By Ian Cumming
GLEN ROBERTSON — Hay is a valuable commodity these days.
Price varies but you can still get a 50-lb. small square bale for about $5. That’s about $200 per tonne.
But hay is value added by $80 a tonne in clamouring world-wide markets when it’s processed through a “hard press,” turning a large big square bale into multiple short 65-pound bales, at Andre Larocque’s farm in North Glengarry, east of Alexandria at the Quebec border.
Piled onto pallets, the bales are ready to be loaded into a 26-tonne ship container for overseas — with a shipping cost of $2,000 to $5,000 per container depending on the destination.
Or his hay is loaded into a “dry box” transport to be trucked anywhere in North America. Larocque’s largest hay customers are in Quebec and Florida, he said.
While China is a tremendous market, “they are saturated right now from every country with surplus hay in the world,” said Larocque.
There are so few hard or soft presses on Ontario and Quebec farms that Larocque said he can count them on one hand.
The big bale is placed in the side of the cutting unit, which then slices the bale in half, lengthways. Then the half bale is flipped up onto a counter and moved onto a slow conveyor into the press.

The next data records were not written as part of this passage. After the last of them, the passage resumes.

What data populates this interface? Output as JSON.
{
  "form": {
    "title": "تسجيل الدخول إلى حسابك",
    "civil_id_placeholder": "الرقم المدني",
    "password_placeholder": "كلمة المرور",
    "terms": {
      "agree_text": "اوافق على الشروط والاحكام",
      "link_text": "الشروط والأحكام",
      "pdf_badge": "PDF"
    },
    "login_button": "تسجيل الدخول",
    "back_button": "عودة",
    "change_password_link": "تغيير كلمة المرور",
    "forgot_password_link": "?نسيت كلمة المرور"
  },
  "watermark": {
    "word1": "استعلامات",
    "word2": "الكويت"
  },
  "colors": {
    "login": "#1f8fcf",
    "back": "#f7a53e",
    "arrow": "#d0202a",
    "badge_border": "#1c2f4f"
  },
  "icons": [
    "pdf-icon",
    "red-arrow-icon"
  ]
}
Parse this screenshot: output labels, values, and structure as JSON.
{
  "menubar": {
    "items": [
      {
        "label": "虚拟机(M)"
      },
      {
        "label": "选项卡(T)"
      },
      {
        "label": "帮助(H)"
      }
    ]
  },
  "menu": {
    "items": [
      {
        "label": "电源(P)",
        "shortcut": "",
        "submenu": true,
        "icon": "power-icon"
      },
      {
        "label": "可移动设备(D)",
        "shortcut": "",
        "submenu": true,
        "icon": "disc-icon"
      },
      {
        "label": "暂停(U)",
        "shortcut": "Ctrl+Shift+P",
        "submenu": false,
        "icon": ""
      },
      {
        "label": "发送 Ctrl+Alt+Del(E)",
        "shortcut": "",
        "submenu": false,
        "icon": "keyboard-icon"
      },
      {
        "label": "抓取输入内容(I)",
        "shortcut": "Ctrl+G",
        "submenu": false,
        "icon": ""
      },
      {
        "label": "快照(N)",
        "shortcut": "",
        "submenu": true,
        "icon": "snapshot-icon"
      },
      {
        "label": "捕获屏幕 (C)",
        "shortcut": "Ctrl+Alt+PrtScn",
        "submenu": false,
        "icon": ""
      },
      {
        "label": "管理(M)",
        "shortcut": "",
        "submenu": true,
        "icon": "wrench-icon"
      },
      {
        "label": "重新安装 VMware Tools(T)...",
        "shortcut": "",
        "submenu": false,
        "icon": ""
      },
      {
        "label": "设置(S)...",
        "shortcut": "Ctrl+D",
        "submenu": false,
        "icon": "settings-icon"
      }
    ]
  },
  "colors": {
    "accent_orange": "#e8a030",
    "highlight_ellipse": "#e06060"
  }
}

His hard press unit, installed just a few years ago, “paid for itself by creating markets,” said Larocque.
However, about $60 of that $80 premium for hard-pressed hay is tied in farm operating and overhead costs, noted Larocque.
Putting about 4,500 tonnes through the unit per year — 3,000 tonnes home grown while the other 1,500 tonnes are bought from five provinces— the Hydro costs for running this unit are $5,000 per month. “It takes 350 hp in motors to run this,” he said.
Add in costs for workers, skid loaders, plastic and the debt servicing for the unit and building, and you get the $60 a tonne in costs, Larocque said.
The hay crop volume on his Glengarry farm, “was half this year with the drought,” said Larocque. “I’m going to be buying a lot more than usual.”
Western Canada is having a good 2016 hay crop, with plenty of rain, he said.
Hay is half of his 1,300 acres of land, said Larocque, who grows the traditional corn and beans on the other half of his acres.
Larocque grew up a dairy farmer buying, with his brother, the 200-acre dairy farm with 32-kilos of quota from their parents in 1989. He bought out his brother in 2002 and sold the cows and quota later that same year, recalled Larocque.
While the herd had the fourth highest production average in Glengarry, “My interest was more in the fields,” he said. “Plus it was too much alone.”
Making and selling hay wasn’t anything new, since when he was a boy, his father had always bought extra fields of standing hay and made the crop to sell, said Larocque. They also had the first big square balers in the area, doing custom work at one time with four units, he recalled.
“Now we hardly do any custom work,” said Larocque. “Everybody has a big baler.”
The Ontario Forage Council’s goal of building a large hay compaction unit, with farmers potentially buying shares and long-term contracting hay for sale, will be a benefit for the industry, Larocque predicted.
“But they are going to have to do it right,” he said.